Inspiring Young Readers
Errol’s Garden by Gillian Hibbs
What can you do if you love growing things but you don’t have a garden at home? This beautiful picture book is a great example of how minimal text alongside bold and detailed illustrations can get across an optimistic and practical solution and at the same time carry some powerful subliminal messages.
The cover shows Errol standing centre stage with two friends facing out and smiling confidently. They are all holding flowers at various stages of growth and the watering can and spade show that this must have been achieved by some hard work and careful attention. The three children are framed by a striking border of abundant fruits and flowers against a green background. This is clearly going to be a story about a successful and very fertile garden.
It is worth mentioning that this is the first time that I have come across a picture book protagonist who is a young boy from a BME background, who also happens to wear glasses. The publisher, Childs Play has a well deserved reputation for portraying people with a wide range of characteristics which are often not included in picture books. This commitment to diversity is still relatively rare, despite it being very important for children to see images that they can relate to, as well as seeing that not everyone looks the same.
The first double page spread shows Errol with his dad who is holding his younger sister in his arms. He makes the assertive statement, ‘I am very good at growing things’, which reinforces the message that he is in charge of this story and is probably going to make things happen. We see on the next pages that he is running out of space because a series of small pictures show flowers and plants growing from a variety of vases and containers including saucepans and a teapot.

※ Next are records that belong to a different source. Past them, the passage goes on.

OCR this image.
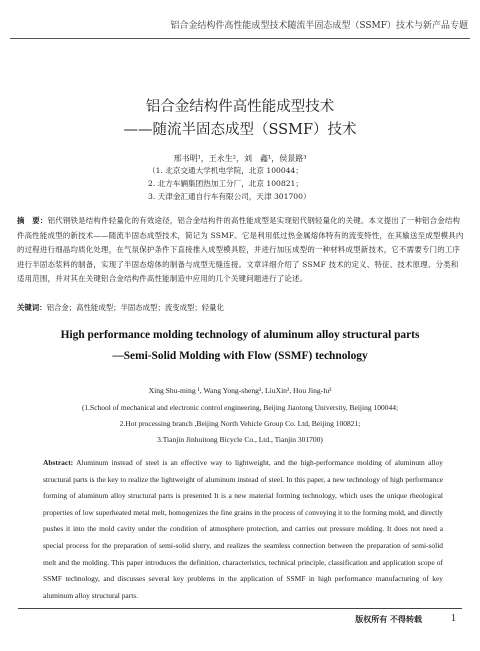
铝合金结构件高性能成型技术随流半固态成型（SSMF）技术与新产品专题
铝合金结构件高性能成型技术
——随流半固态成型（SSMF）技术
邢书明¹，王永生²，刘　鑫¹，侯景路³
（1. 北京交通大学机电学院，北京 100044；
2. 北方车辆集团热加工分厂，北京 100821；
3. 天津金汇通自行车有限公司，天津 301700）
摘　要：铝代钢铁是结构件轻量化的有效途径，铝合金结构件的高性能成型是实现铝代钢轻量化的关键。本文提出了一种铝合金结构件高性能成型的新技术——随流半固态成型技术，简记为 SSMF。它是利用低过热金属熔体特有的流变特性，在其输送至成型模具内的过程进行细晶均质化处理，在气氛保护条件下直接推入成型模具腔，并进行加压成型的一种材料成型新技术，它不需要专门的工序进行半固态浆料的制备，实现了半固态熔体的制备与成型无缝连接。文章详细介绍了 SSMF 技术的定义、特征、技术原理、分类和适用范围，并对其在关键铝合金结构件高性能制造中应用的几个关键问题进行了论述。
关键词：铝合金；高性能成型；半固态成型；流变成型；轻量化
High performance molding technology of aluminum alloy structural parts
—Semi-Solid Molding with Flow (SSMF) technology
Xing Shu-ming ¹, Wang Yong-sheng², LiuXin², Hou Jing-lu³
(1.School of mechanical and electronic control engineering, Beijing Jiaotong University, Beijing 100044;
2.Hot processing branch ,Beijing North Vehicle Group Co. Ltd, Beijing 100821;
3.Tianjin Jinhuitong Bicycle Co., Ltd., Tianjin 301700)
Abstract: Aluminum instead of steel is an effective way to lightweight, and the high-performance molding of aluminum alloy structural parts is the key to realize the lightweight of aluminum instead of steel. In this paper, a new technology of high performance forming of aluminum alloy structural parts is presented It is a new material forming technology, which uses the unique rheological properties of low superheated metal melt, homogenizes the fine grains in the process of conveying it to the forming mold, and directly pushes it into the mold cavity under the condition of atmosphere protection, and carries out pressure molding. It does not need a special process for the preparation of semi-solid slurry, and realizes the seamless connection between the preparation of semi-solid melt and the molding. This paper introduces the definition, characteristics, technical principle, classification and application scope of SSMF technology, and discusses several key problems in the application of SSMF in high performance manufacturing of key aluminum alloy structural parts.
版权所有 不得转载	1
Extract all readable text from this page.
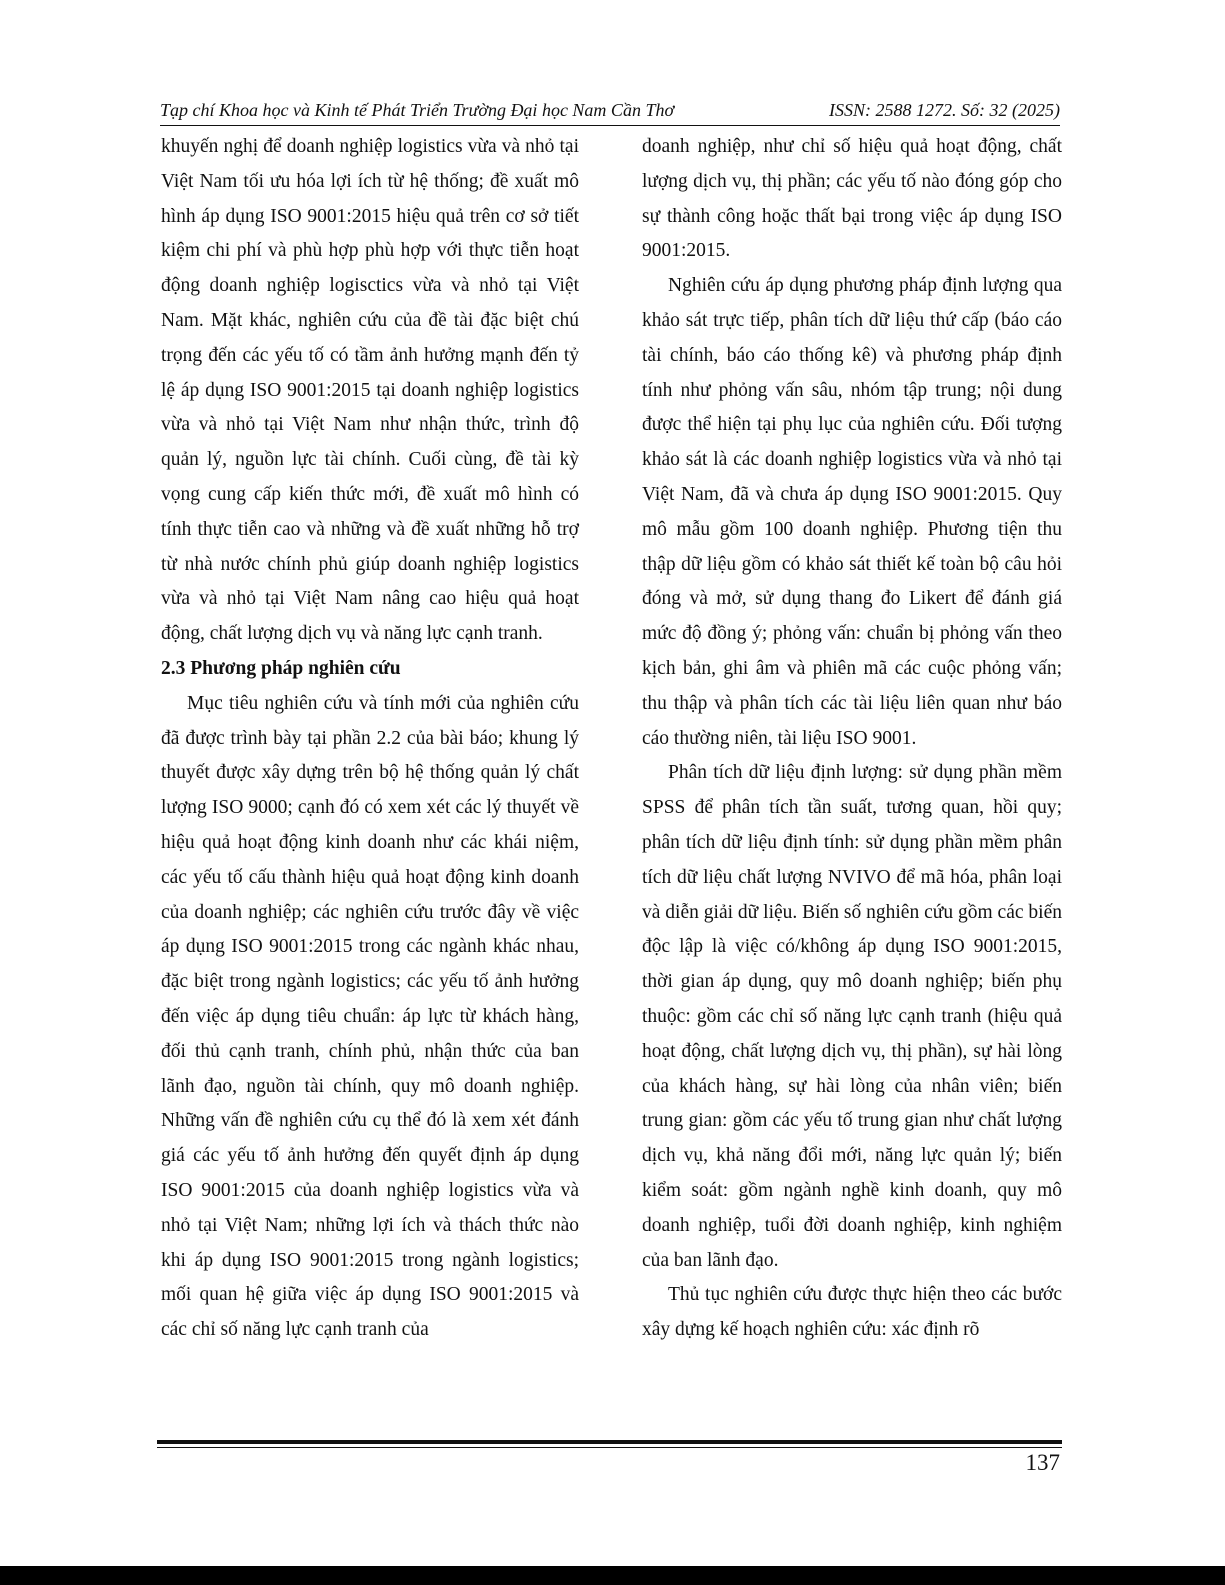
Tạp chí Khoa học và Kinh tế Phát Triển Trường Đại học Nam Cần Thơ	ISSN: 2588 1272. Số: 32 (2025)

khuyến nghị để doanh nghiệp logistics vừa và nhỏ tại Việt Nam tối ưu hóa lợi ích từ hệ thống; đề xuất mô hình áp dụng ISO 9001:2015 hiệu quả trên cơ sở tiết kiệm chi phí và phù hợp phù hợp với thực tiễn hoạt động doanh nghiệp logisctics vừa và nhỏ tại Việt Nam. Mặt khác, nghiên cứu của đề tài đặc biệt chú trọng đến các yếu tố có tầm ảnh hưởng mạnh đến tỷ lệ áp dụng ISO 9001:2015 tại doanh nghiệp logistics vừa và nhỏ tại Việt Nam như nhận thức, trình độ quản lý, nguồn lực tài chính. Cuối cùng, đề tài kỳ vọng cung cấp kiến thức mới, đề xuất mô hình có tính thực tiễn cao và những và đề xuất những hỗ trợ từ nhà nước chính phủ giúp doanh nghiệp logistics vừa và nhỏ tại Việt Nam nâng cao hiệu quả hoạt động, chất lượng dịch vụ và năng lực cạnh tranh.

2.3 Phương pháp nghiên cứu

Mục tiêu nghiên cứu và tính mới của nghiên cứu đã được trình bày tại phần 2.2 của bài báo; khung lý thuyết được xây dựng trên bộ hệ thống quản lý chất lượng ISO 9000; cạnh đó có xem xét các lý thuyết về hiệu quả hoạt động kinh doanh như các khái niệm, các yếu tố cấu thành hiệu quả hoạt động kinh doanh của doanh nghiệp; các nghiên cứu trước đây về việc áp dụng ISO 9001:2015 trong các ngành khác nhau, đặc biệt trong ngành logistics; các yếu tố ảnh hưởng đến việc áp dụng tiêu chuẩn: áp lực từ khách hàng, đối thủ cạnh tranh, chính phủ, nhận thức của ban lãnh đạo, nguồn tài chính, quy mô doanh nghiệp. Những vấn đề nghiên cứu cụ thể đó là xem xét đánh giá các yếu tố ảnh hưởng đến quyết định áp dụng ISO 9001:2015 của doanh nghiệp logistics vừa và nhỏ tại Việt Nam; những lợi ích và thách thức nào khi áp dụng ISO 9001:2015 trong ngành logistics; mối quan hệ giữa việc áp dụng ISO 9001:2015 và các chỉ số năng lực cạnh tranh của

doanh nghiệp, như chỉ số hiệu quả hoạt động, chất lượng dịch vụ, thị phần; các yếu tố nào đóng góp cho sự thành công hoặc thất bại trong việc áp dụng ISO 9001:2015.

Nghiên cứu áp dụng phương pháp định lượng qua khảo sát trực tiếp, phân tích dữ liệu thứ cấp (báo cáo tài chính, báo cáo thống kê) và phương pháp định tính như phỏng vấn sâu, nhóm tập trung; nội dung được thể hiện tại phụ lục của nghiên cứu. Đối tượng khảo sát là các doanh nghiệp logistics vừa và nhỏ tại Việt Nam, đã và chưa áp dụng ISO 9001:2015. Quy mô mẫu gồm 100 doanh nghiệp. Phương tiện thu thập dữ liệu gồm có khảo sát thiết kế toàn bộ câu hỏi đóng và mở, sử dụng thang đo Likert để đánh giá mức độ đồng ý; phỏng vấn: chuẩn bị phỏng vấn theo kịch bản, ghi âm và phiên mã các cuộc phỏng vấn; thu thập và phân tích các tài liệu liên quan như báo cáo thường niên, tài liệu ISO 9001.

Phân tích dữ liệu định lượng: sử dụng phần mềm SPSS để phân tích tần suất, tương quan, hồi quy; phân tích dữ liệu định tính: sử dụng phần mềm phân tích dữ liệu chất lượng NVIVO để mã hóa, phân loại và diễn giải dữ liệu. Biến số nghiên cứu gồm các biến độc lập là việc có/không áp dụng ISO 9001:2015, thời gian áp dụng, quy mô doanh nghiệp; biến phụ thuộc: gồm các chỉ số năng lực cạnh tranh (hiệu quả hoạt động, chất lượng dịch vụ, thị phần), sự hài lòng của khách hàng, sự hài lòng của nhân viên; biến trung gian: gồm các yếu tố trung gian như chất lượng dịch vụ, khả năng đổi mới, năng lực quản lý; biến kiểm soát: gồm ngành nghề kinh doanh, quy mô doanh nghiệp, tuổi đời doanh nghiệp, kinh nghiệm của ban lãnh đạo.

Thủ tục nghiên cứu được thực hiện theo các bước xây dựng kế hoạch nghiên cứu: xác định rõ

137
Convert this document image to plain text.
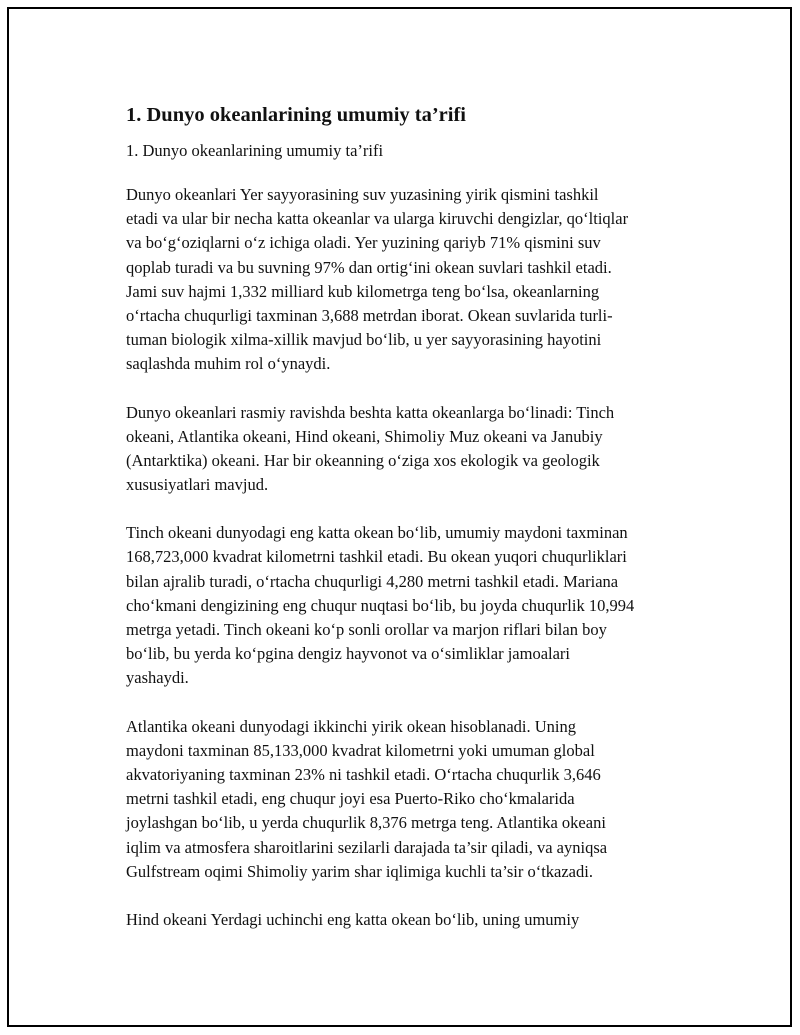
1. Dunyo okeanlarining umumiy ta’rifi
1. Dunyo okeanlarining umumiy ta’rifi
Dunyo okeanlari Yer sayyorasining suv yuzasining yirik qismini tashkil
etadi va ular bir necha katta okeanlar va ularga kiruvchi dengizlar, qo‘ltiqlar
va bo‘g‘oziqlarni o‘z ichiga oladi. Yer yuzining qariyb 71% qismini suv
qoplab turadi va bu suvning 97% dan ortig‘ini okean suvlari tashkil etadi.
Jami suv hajmi 1,332 milliard kub kilometrga teng bo‘lsa, okeanlarning
o‘rtacha chuqurligi taxminan 3,688 metrdan iborat. Okean suvlarida turli-
tuman biologik xilma-xillik mavjud bo‘lib, u yer sayyorasining hayotini
saqlashda muhim rol o‘ynaydi.
Dunyo okeanlari rasmiy ravishda beshta katta okeanlarga bo‘linadi: Tinch
okeani, Atlantika okeani, Hind okeani, Shimoliy Muz okeani va Janubiy
(Antarktika) okeani. Har bir okeanning o‘ziga xos ekologik va geologik
xususiyatlari mavjud.
Tinch okeani dunyodagi eng katta okean bo‘lib, umumiy maydoni taxminan
168,723,000 kvadrat kilometrni tashkil etadi. Bu okean yuqori chuqurliklari
bilan ajralib turadi, o‘rtacha chuqurligi 4,280 metrni tashkil etadi. Mariana
cho‘kmani dengizining eng chuqur nuqtasi bo‘lib, bu joyda chuqurlik 10,994
metrga yetadi. Tinch okeani ko‘p sonli orollar va marjon riflari bilan boy
bo‘lib, bu yerda ko‘pgina dengiz hayvonot va o‘simliklar jamoalari
yashaydi.
Atlantika okeani dunyodagi ikkinchi yirik okean hisoblanadi. Uning
maydoni taxminan 85,133,000 kvadrat kilometrni yoki umuman global
akvatoriyaning taxminan 23% ni tashkil etadi. O‘rtacha chuqurlik 3,646
metrni tashkil etadi, eng chuqur joyi esa Puerto-Riko cho‘kmalarida
joylashgan bo‘lib, u yerda chuqurlik 8,376 metrga teng. Atlantika okeani
iqlim va atmosfera sharoitlarini sezilarli darajada ta’sir qiladi, va ayniqsa
Gulfstream oqimi Shimoliy yarim shar iqlimiga kuchli ta’sir o‘tkazadi.
Hind okeani Yerdagi uchinchi eng katta okean bo‘lib, uning umumiy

Children might ask at this point why Errol doesn’t use a garden as well as growing things indoors but the turn of the page shows that he lives on the top floor of a block of flats. I have written before about how it is still unusual for picture books to show children living in any multi-occupied housing. This one can now be added to my very short list of picture books that show children living in flats that includes ‘Lulu gets a Cat’ by Anna McQuinn and ‘Through my Window’ by Tony Bradman, illustrated by Eileen Browne.
Errol discovers that the roof of his tower block would make a perfect garden space and so does some internet research on the computer with his dad and sister. He then sensibly decides to ask other people in the building about how to turn his good idea into reality. This is beautifully shown by a double page spread that might have the title ‘community consultation’.
I also like the way that the author has managed to include such a wide range of people in this ordinary tower block community. For example there are gay couples and dual heritage parents with their children, an elderly woman, a young man in a wheelchair holding a basket ball and several young hip looking people as well - so much variety to talk about. Errol’s plan for the roof garden comes to fruition partly because everyone contributes in individual ways ‘because there were lots of different things to do’. The last double page spread shows an aerial perspective with Errol standing looking very satisfied beside some lavender plants and several other flourishing roof gardens nearby with the message about looking forward to the future ‘So, what will we grow next year?’
I rate this inclusive picture bookhighly and I will certainly be recommending it as a must have to be enjoyed in nurseries and reception classes. But as ever, it is the overall quality of the story along with the vibrant and detailed illustrations that make it really special.